Хочу при этом отметить, что у Канта полностью отсутствуют рассудочные представления (которые существовали и до него, и после него) о возвышенных духовных сферах как о чем-то, что подчиняется нашей наглядной аналогии, заложенной в терминах «верх» и «низ». Мы обычно представляем, что есть какая-то материальная, обыденная, эмпирическая жизнь, она — «низ», и наряду з ней как некая территория, расположенная над этим миром, существует «верх» — дух. А у Канта совершенно другое представление (трудно проследить, откуда оно идет, может быть от Николая Кузанского с его теорией максимума и минимума), оно вообще не поддается аналогии верх — низ, не соответствует наглядному нашему представлению. Мы должны совершить над собой усилие, чтобы представить нечто, изнутри захватывающее, пронизывающее любой предмет, представить себе этот захват элементов изнутри и втягивание их в движение по М-поверхности.

Сейчас я коротко объясню, почему я все время употребляю слово «движение» для обозначения чего-то, что движется по этой ленте Мёбиуса. Казалось бы, то, что в начале, внизу было дано в одних терминах, будет непрерывным и постепенным образом переходить в противоположное. Поставим, например, в определенной точке этой поверхности ориентированный предмет, то есть такой, который нельзя конгруировать где-то в иной точке согласно тому же понятию. Так вот, если мы дадим ему движение по мёбиусной поверхности, то конгруирование произойдет в конце ленты. Значит, дискретные образования, эти пространственно-временные существа, будут, как выражается Кант, плавно и непрерывно переходить в нелокальное, континуальное. В то, что будет описываться потом в терминах разума. Направленное, или ориентированное, переходит в универсальное, что формулируется уже в терминах физических законов, вне зависимости от случайного различения, скажем правого и левого, или привилегии какой-либо ориентации, или какой-то еще разнородности. Там они перестанут быть предметом, они перейдут в абсолютное пространство и время, которые суть не предмет, нет таких предметов. Здесь же они предмет, или, как мы говорим, некоторые существа.

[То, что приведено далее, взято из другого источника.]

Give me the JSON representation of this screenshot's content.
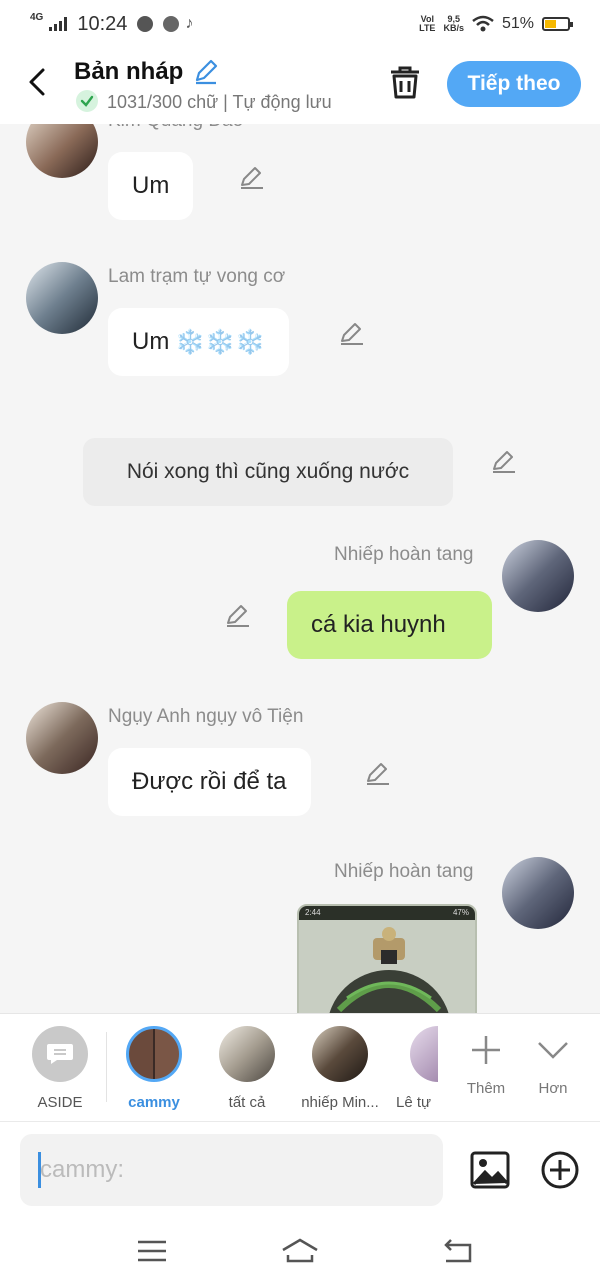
{
  "status": {
    "network": "4G",
    "time": "10:24",
    "volte_top": "Vol",
    "volte_bottom": "LTE",
    "speed_value": "9,5",
    "speed_unit": "KB/s",
    "battery": "51%",
    "battery_level": 0.51
  },
  "header": {
    "title": "Bản nháp",
    "subtitle": "1031/300 chữ | Tự động lưu",
    "next_label": "Tiếp theo"
  },
  "chat": {
    "messages": [
      {
        "name": "Kim Quang Dao",
        "text": "Um"
      },
      {
        "name": "Lam trạm tự vong cơ",
        "text": "Um",
        "emoji": "❄️❄️❄️"
      },
      {
        "aside": "Nói xong thì cũng xuống nước"
      },
      {
        "name": "Nhiếp hoàn tang",
        "text": "cá kia huynh"
      },
      {
        "name": "Ngụy Anh ngụy vô Tiện",
        "text": "Được rồi để ta"
      },
      {
        "name": "Nhiếp hoàn tang",
        "shot_time": "2:44",
        "shot_battery": "47%"
      }
    ]
  },
  "characters": [
    {
      "label": "ASIDE"
    },
    {
      "label": "cammy"
    },
    {
      "label": "tất cả"
    },
    {
      "label": "nhiếp Min..."
    },
    {
      "label": "Lê tự"
    }
  ],
  "tools": {
    "add_label": "Thêm",
    "more_label": "Hơn"
  },
  "input": {
    "placeholder": "cammy:"
  },
  "colors": {
    "accent": "#53a8f5",
    "bubble_green": "#c9f18a",
    "aside_bg": "#ececec"
  }
}
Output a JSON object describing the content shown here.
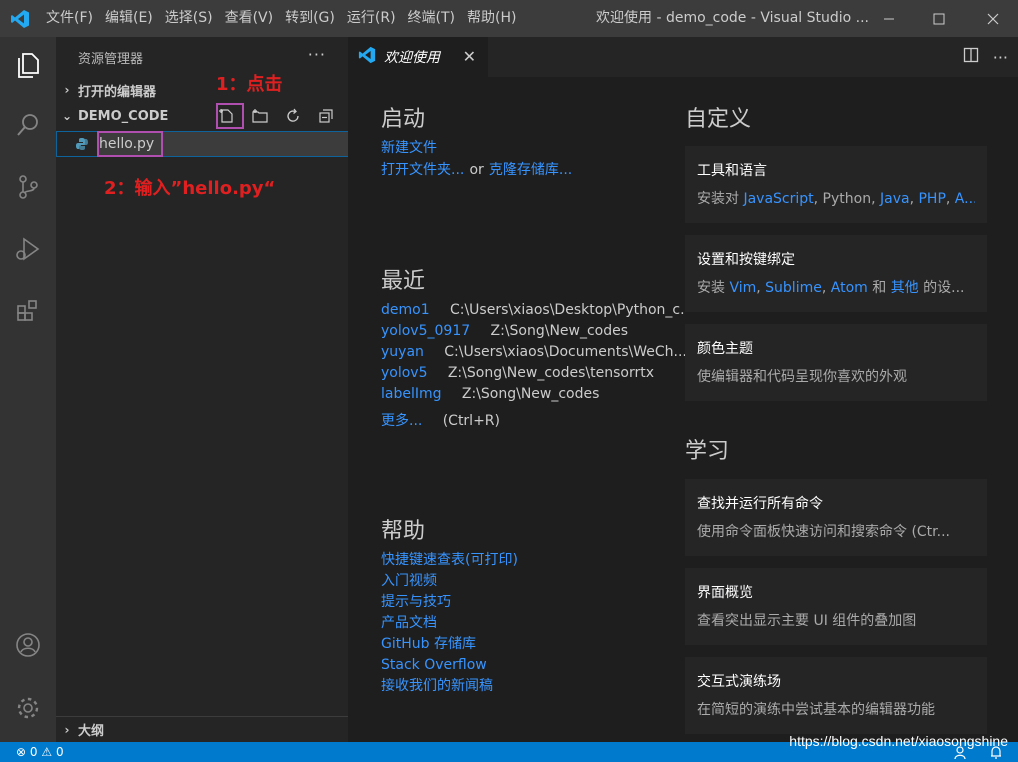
{
  "titlebar": {
    "menu": [
      "文件(F)",
      "编辑(E)",
      "选择(S)",
      "查看(V)",
      "转到(G)",
      "运行(R)",
      "终端(T)",
      "帮助(H)"
    ],
    "window_title": "欢迎使用 - demo_code - Visual Studio ...",
    "controls": [
      "minimize",
      "maximize",
      "close"
    ]
  },
  "activitybar": {
    "icons": [
      "explorer-icon",
      "search-icon",
      "source-control-icon",
      "run-debug-icon",
      "extensions-icon",
      "account-icon",
      "settings-gear-icon"
    ]
  },
  "sidebar": {
    "header": "资源管理器",
    "open_editors": "打开的编辑器",
    "folder": "DEMO_CODE",
    "new_file_value": "hello.py",
    "outline": "大纲",
    "annotation_1": "1：点击",
    "annotation_2": "2：输入”hello.py“"
  },
  "tab": {
    "label": "欢迎使用"
  },
  "welcome": {
    "start": {
      "heading": "启动",
      "new_file": "新建文件",
      "open_folder": "打开文件夹...",
      "or": "or",
      "clone_repo": "克隆存储库..."
    },
    "recent": {
      "heading": "最近",
      "items": [
        {
          "name": "demo1",
          "path": "C:\\Users\\xiaos\\Desktop\\Python_c..."
        },
        {
          "name": "yolov5_0917",
          "path": "Z:\\Song\\New_codes"
        },
        {
          "name": "yuyan",
          "path": "C:\\Users\\xiaos\\Documents\\WeCh..."
        },
        {
          "name": "yolov5",
          "path": "Z:\\Song\\New_codes\\tensorrtx"
        },
        {
          "name": "labelImg",
          "path": "Z:\\Song\\New_codes"
        }
      ],
      "more": "更多...",
      "more_shortcut": "(Ctrl+R)"
    },
    "help": {
      "heading": "帮助",
      "links": [
        "快捷键速查表(可打印)",
        "入门视频",
        "提示与技巧",
        "产品文档",
        "GitHub 存储库",
        "Stack Overflow",
        "接收我们的新闻稿"
      ]
    },
    "customize": {
      "heading": "自定义",
      "cards": [
        {
          "title": "工具和语言",
          "desc_prefix": "安装对 ",
          "desc_links": [
            "JavaScript",
            "Java",
            "PHP",
            "A..."
          ],
          "desc_plain": "Python"
        },
        {
          "title": "设置和按键绑定",
          "desc_prefix": "安装 ",
          "links": [
            "Vim",
            "Sublime",
            "Atom",
            "其他"
          ],
          "and": "和",
          "suffix": "的设..."
        },
        {
          "title": "颜色主题",
          "desc": "使编辑器和代码呈现你喜欢的外观"
        }
      ]
    },
    "learn": {
      "heading": "学习",
      "cards": [
        {
          "title": "查找并运行所有命令",
          "desc": "使用命令面板快速访问和搜索命令 (Ctr..."
        },
        {
          "title": "界面概览",
          "desc": "查看突出显示主要 UI 组件的叠加图"
        },
        {
          "title": "交互式演练场",
          "desc": "在简短的演练中尝试基本的编辑器功能"
        }
      ]
    }
  },
  "statusbar": {
    "errors": "0",
    "warnings": "0"
  },
  "watermark": "https://blog.csdn.net/xiaosongshine"
}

Локальное непрерывно смыкается с нелокальным, виртуальным, счетное с несчетным и так далее. Вы помните, в эстетике Канта обоснование математики идет через указание на счетность. Схема времени кладется в основу алгебры именно по признаку счетности — мы можем один и тот же предмет взять несколько раз, и это дает основание для понятности математики. Часто полагают, что Кант основывает на этом формальные операции математики. Нет. Кант занят только одним вопросом: могли бы мы построить такую математику, которую сами не понимали

бы? Он говорит не о такой математике, которую могли бы построить какие-то другие существа или же, случайно, мы сами — построить в качестве математики, или, говоря иначе, того, что в какой-то системе отсчета, не в нашей, виделось бы как математика, и мы не могли бы ее понимать, а следовательно, понимать ею что-либо другое, скажем физику мира. Но у нас математика, которую мы понимаем. Как мы понимаем математику? Кант говорит не об основах, которые единственны для построения любой формальной абстрактной математики, а о понимаемой математике, о том, что мы понимаем и какие ограничения, если они вообще есть, накладывает это понимание на возможность конструкций. Так вот, внизу есть счетность, а наверху мы получаем несчетное, то есть некоторые представления и понятия, континуально распростертые как целые. И в конце мы начинаем понимать, приведя в движение понятие разума, в каком смысле понятие фигуры или понятие руки вообще не зависит от того, как оно выполняется человеческим существом. Само понятие треугольника или понятие окружности, другие понятия, являющиеся идеальными предметами, имеют несчетный характер, они распростерты одним актом по множеству точек, или, если угодно, по множеству голов. То есть пять, помысленное пятью людьми, не упятеряется.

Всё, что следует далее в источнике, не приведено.